In the second period of Monday’s overtime loss to the Flyers, Julien Gauthier gave the Rangers a 3-2 lead with a nifty backhander following a forceful drive to the net. Less than three minutes later, however, the 23-year-old winger was called for high sticking, and the subsequent power play allowed Philadelphia to tie the game heading into the final 20 minutes.
After the Rangers regained the lead early in the third, Gauthier committed another high-sticking penalty for his third trip of the night to the box. That opened the door for the Flyers to send the game into overtime and ultimately steal two points from the Rangers.
Gauthier’s rocky performance Monday was a microcosm of his 37-game NHL career. There have been flashes of what the 6-foot-4, 227-pounder is capable of, while other instances have left him as a healthy scratch seven times this season.
He has gone from being a noted goal scorer at the junior and AHL levels to being an inconsistent bottom-six skater in the NHL, which isn’t an out-of-the-ordinary occurrence during a player’s transition from the minors.
Gauthier brings an aggressiveness to the Rangers’ offense, but it’s often outshined by careless mistakes and a clear unfamiliarity with the NHL game. He’s one of the few Rangers who can drive to the net using his large frame and ability to maintain puck possession.

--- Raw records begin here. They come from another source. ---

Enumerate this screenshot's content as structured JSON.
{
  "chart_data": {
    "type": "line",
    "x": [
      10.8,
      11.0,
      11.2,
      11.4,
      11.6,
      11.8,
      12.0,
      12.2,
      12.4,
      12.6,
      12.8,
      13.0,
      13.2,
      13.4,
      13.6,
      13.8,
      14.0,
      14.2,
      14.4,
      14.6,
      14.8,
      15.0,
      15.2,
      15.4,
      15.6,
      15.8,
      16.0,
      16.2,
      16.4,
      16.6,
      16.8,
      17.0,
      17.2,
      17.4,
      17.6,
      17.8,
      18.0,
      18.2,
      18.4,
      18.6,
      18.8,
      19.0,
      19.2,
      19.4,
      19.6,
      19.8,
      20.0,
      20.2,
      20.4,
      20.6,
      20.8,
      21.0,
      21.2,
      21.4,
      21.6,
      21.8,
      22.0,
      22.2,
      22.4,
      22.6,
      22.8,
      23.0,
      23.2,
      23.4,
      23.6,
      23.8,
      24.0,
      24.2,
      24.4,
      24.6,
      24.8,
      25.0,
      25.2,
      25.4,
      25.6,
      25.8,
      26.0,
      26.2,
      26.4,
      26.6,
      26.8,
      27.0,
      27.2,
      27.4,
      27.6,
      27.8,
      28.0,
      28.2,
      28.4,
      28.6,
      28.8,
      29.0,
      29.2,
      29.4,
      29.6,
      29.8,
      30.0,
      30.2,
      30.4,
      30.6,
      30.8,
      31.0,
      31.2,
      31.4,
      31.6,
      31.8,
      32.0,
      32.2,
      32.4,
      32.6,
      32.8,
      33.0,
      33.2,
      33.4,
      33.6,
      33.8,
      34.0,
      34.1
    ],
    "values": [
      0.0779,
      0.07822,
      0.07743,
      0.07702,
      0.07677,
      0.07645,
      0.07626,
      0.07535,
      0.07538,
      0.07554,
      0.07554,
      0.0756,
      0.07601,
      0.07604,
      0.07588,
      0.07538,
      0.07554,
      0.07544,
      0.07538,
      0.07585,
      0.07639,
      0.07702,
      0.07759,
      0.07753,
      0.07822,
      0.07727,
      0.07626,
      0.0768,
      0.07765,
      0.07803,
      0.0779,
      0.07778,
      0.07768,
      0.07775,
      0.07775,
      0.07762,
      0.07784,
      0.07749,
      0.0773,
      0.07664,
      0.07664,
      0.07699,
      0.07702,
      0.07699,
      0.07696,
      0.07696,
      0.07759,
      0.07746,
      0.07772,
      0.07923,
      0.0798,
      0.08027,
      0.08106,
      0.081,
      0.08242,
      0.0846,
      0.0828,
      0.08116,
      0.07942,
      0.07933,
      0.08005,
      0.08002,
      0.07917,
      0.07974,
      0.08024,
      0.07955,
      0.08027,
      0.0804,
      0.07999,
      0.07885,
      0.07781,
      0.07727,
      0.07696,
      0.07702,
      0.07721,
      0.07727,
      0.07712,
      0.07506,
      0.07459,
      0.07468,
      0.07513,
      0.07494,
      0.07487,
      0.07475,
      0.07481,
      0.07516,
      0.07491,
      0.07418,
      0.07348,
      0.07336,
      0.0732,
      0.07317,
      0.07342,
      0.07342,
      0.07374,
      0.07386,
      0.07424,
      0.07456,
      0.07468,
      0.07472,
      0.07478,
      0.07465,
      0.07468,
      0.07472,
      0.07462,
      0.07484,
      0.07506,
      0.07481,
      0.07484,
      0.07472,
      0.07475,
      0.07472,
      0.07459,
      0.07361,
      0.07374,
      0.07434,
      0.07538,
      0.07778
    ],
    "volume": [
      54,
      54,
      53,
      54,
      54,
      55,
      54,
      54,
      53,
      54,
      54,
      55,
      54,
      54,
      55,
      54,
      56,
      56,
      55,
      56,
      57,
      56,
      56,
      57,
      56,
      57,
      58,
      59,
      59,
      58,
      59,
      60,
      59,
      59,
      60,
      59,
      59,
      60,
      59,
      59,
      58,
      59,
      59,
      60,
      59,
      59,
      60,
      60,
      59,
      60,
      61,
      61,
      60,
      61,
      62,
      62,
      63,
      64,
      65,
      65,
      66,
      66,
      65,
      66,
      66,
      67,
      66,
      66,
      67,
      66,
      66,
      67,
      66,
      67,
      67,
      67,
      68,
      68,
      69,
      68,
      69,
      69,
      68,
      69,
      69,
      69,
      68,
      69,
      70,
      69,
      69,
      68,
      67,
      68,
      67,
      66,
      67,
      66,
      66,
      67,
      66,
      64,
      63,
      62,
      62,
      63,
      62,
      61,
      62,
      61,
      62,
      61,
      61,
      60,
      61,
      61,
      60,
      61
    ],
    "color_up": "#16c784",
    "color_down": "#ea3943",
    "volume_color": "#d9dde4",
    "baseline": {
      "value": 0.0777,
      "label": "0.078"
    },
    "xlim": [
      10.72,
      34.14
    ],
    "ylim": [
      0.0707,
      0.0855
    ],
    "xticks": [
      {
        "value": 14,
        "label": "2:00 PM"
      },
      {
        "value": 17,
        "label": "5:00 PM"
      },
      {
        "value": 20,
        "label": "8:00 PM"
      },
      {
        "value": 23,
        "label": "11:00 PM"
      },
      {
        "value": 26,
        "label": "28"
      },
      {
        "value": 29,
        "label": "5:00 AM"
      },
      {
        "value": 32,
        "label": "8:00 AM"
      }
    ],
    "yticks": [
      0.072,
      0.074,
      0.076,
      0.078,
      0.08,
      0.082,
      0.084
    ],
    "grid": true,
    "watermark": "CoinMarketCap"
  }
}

But Gauthier is still learning how to be reliable on both ends of the ice. And that isn’t going to improve unless he gets the reps he needs.
“Being a goal scorer is also like you get a goal-scoring role,” Gauthier said following practice Tuesday as the Rangers prepared for Wednesday’s rematch with the Flyers at the Garden. “Right now, [I have] a different role, I’m adding something to my game. I’m playing more physical, being better defensively, like a 200-foot game. Trying to really work on my overall game, but to score goals you need to play a lot of minutes, and right now this is not my role.
“I’m just trying to focus on playing the right way and doing the right things, and things are eventually going to come. I’ve always been a scorer my whole life. When I see a hole in the net or an opportunity to go on offense, I’m always for it.”
Head coach David Quinn said he likes the direction Gauthier is headed but that the Quebec native still needs to find a balance of “doing the things he’s done well with minimizing the mistakes.” As Gauthier continues to learn the NHL game, Quinn believes he has a bright future.
Following a five-game stretch at the end of January in which he was scratched, Gauthier’s time in street clothes diminished. He was left out of the lineup on Feb. 18 then played 10 straight games until he was scratched again for Artemi Panarin’s return to the lineup Saturday in Boston.
“It’s not easy, it’s not fun to have [the possibility of being scratched] in the back of your head,” Gauthier said. “For sure you think about it because it happened a couple of times. It’s unfortunately out of my control. My only responsibility is to come ready every day at the rink to play, and hopefully I’ll be a regular soon.”